On May 28, 2015, Shashi Tharoor the Indian Politician and Author, gave a speech at Oxford Union. In this speech he criticizes the British Colonial Rule for damaging the Indian economy.
Tharoor claimed that India’s share of the global economy declined from 23% to 4 % under the British. This claim is supported by the acclaimed historian Angus Maddison’s research. India’s global industrial output too declined from 25% in 1750 to 2% in 1900. Why did this happen when it is largely believed that India benefited from the British rule in introducing the country to industrialization and the ways of the modern world?
There are a lot of reasons for this apparent decline. While agriculture did expand under their rule, so did poverty and farmers who incurred debt because they were forced to cultivate opium. Opium comes from poppy and is a cash crop. This impacted at least 10 million people in the region now called Uttar Pradesh and Bihar, in completely demolishing their livelihood because of land taxes and other costs incurred upon them by the British. Thousands of Indians died at these opium factories because of lack of safety precautions.

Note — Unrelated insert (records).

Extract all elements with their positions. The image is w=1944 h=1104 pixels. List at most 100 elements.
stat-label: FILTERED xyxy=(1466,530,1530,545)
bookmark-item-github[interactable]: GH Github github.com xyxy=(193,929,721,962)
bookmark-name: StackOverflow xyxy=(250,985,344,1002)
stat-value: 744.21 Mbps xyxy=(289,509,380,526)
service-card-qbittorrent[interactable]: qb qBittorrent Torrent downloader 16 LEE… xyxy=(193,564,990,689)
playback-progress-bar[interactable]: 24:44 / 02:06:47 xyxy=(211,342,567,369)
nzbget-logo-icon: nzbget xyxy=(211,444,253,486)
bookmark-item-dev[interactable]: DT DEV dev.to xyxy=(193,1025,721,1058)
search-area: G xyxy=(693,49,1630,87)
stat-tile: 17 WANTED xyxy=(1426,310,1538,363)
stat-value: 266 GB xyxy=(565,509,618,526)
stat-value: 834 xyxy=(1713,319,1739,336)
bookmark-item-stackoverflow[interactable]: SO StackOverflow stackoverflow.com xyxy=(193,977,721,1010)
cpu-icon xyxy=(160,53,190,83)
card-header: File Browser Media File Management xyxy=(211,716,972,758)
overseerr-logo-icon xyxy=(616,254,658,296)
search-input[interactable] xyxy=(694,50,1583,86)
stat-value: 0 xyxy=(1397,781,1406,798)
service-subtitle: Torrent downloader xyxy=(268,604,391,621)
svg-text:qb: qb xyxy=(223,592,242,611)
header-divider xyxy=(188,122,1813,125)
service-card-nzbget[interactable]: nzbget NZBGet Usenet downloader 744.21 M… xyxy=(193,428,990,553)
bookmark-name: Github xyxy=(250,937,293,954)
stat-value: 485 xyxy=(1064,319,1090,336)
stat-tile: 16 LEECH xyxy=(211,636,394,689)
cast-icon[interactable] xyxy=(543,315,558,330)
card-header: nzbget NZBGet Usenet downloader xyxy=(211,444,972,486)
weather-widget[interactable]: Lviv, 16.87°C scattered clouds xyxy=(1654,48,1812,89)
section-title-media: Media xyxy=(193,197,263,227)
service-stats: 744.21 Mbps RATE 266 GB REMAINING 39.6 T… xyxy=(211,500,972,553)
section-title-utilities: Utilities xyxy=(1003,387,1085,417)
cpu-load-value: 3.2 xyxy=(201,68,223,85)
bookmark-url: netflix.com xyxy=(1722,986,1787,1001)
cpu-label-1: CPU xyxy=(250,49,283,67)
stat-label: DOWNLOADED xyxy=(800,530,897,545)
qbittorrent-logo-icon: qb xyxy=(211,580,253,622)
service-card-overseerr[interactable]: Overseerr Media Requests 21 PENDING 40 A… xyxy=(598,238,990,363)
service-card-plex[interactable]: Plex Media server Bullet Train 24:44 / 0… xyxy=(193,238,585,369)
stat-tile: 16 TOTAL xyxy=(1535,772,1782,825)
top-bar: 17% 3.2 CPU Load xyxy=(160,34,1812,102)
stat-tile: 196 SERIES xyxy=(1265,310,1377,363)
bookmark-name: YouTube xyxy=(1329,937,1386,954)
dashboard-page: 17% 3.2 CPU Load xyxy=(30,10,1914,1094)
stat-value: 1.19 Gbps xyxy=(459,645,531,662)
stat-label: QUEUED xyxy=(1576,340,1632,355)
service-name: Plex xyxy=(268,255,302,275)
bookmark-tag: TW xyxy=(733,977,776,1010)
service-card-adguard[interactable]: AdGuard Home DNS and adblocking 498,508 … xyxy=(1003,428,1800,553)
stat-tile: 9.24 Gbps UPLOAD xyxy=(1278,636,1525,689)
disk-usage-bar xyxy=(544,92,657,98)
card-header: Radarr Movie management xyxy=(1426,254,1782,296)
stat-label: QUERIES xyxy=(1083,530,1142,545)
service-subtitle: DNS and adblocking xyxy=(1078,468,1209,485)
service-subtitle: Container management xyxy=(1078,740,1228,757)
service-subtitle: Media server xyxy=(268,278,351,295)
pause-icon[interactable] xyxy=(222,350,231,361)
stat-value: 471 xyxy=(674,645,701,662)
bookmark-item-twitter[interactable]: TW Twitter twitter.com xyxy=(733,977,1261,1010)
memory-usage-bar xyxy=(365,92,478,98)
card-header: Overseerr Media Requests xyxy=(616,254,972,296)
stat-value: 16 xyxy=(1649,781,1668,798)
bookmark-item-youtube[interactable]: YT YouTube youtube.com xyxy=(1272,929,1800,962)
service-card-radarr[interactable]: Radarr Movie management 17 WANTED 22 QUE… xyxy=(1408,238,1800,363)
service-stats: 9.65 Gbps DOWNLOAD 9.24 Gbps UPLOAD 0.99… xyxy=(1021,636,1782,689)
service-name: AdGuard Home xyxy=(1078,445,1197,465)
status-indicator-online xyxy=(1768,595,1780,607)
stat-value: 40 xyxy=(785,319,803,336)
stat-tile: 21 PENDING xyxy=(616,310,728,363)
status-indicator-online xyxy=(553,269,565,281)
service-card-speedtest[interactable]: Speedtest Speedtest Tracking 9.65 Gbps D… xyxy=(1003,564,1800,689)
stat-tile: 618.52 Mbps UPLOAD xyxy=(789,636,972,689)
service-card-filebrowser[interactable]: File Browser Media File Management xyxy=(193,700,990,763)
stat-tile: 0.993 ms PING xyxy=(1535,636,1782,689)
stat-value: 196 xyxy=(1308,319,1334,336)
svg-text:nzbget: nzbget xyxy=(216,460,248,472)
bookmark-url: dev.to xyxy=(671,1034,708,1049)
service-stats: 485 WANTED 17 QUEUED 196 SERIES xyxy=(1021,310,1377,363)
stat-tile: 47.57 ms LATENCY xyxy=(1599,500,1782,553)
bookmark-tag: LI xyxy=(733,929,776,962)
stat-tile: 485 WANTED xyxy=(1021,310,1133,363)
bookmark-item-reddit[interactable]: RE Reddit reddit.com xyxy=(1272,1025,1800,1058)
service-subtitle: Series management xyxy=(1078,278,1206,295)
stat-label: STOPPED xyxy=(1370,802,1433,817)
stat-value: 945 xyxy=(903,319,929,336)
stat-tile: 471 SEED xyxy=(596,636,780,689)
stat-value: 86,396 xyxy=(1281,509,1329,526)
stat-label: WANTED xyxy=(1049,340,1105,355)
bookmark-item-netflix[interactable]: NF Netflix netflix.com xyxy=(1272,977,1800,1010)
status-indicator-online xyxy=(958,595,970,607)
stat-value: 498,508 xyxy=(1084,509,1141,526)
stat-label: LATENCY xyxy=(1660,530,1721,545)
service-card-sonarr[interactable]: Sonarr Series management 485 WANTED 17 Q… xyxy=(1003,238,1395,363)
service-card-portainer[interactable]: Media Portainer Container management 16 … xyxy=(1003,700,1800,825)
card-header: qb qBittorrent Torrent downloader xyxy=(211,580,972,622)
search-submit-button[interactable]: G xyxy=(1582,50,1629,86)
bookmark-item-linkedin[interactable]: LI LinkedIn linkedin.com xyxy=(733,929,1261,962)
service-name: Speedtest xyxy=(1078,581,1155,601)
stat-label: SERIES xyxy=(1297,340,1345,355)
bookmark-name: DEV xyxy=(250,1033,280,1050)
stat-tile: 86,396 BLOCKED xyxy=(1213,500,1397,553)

A surprising fact to be noted here is that Indians actually made up a large chunk of the British Army during the First and Second World Wars. The first world war cost India 8 billion pounds. In addition to this, Britain owed India 1.25 billion pounds after the war ended, but this debt was never repaid.
A major clue about how Britain exploited India is witnessed in the famines that occurred during the British rule. It is estimated that about 15-30 million people died due these famines. The number of deaths could have been largely reduced had the British government not diverted resources from the region to Europe to be stored as mere “stock reserves”
The severe economic mismanagement however, was not completely overlooked by the British. Opposition party leader at the time, Edmund Burke who in 1778 began a 7 year long trial against Warren Hastings and the East India Company on the charges of economic mismanagement in India.
While it is largely believed that the British rule was responsible for deindustrialization in India, the main part of Tharoor’s speech actually focused on how the impact of this social, economic and political exploitation can be mitigated.
Reparations
Reparations are described as a kind of compensation paid for abuse or injury caused by an entity. In the past, reparations were paid by the side that lost a war which was displayed at the end of World War 1 when Germany and its allies had to pay billions of dollars in reparations. The term now is largely understood at the compensation provided to those whose human rights have been violated. Now, reparations can be of many types including sums of money to be paid to the victims or even providing them with resources that the person or the community need. Various examples of reparations have been witnessed in the past.
The government of Canada paid 350 million dollars to indigenous people of the country who faced discriminations and harassment by the hands of the government. Tharoor however points out the need for Britain to acknowledge the moral debt incurred by them rather than engaging in the act of restorative justice.
So, if Britain was to pay India back for the centuries of damage and deaths it caused to the nation, how much would that amount actually be? Renowned economist, Utsa Patnaik estimates this amount to be a whopping 44.6 trillion dollars, 20 times the size of Britain’s GDP.
Through Patnaik’s work, it is clear that Britain did not in any way develop India, but it was India who developed Britain. This independence day, we ask you a question, should Britain pay India back for all that it did to its people?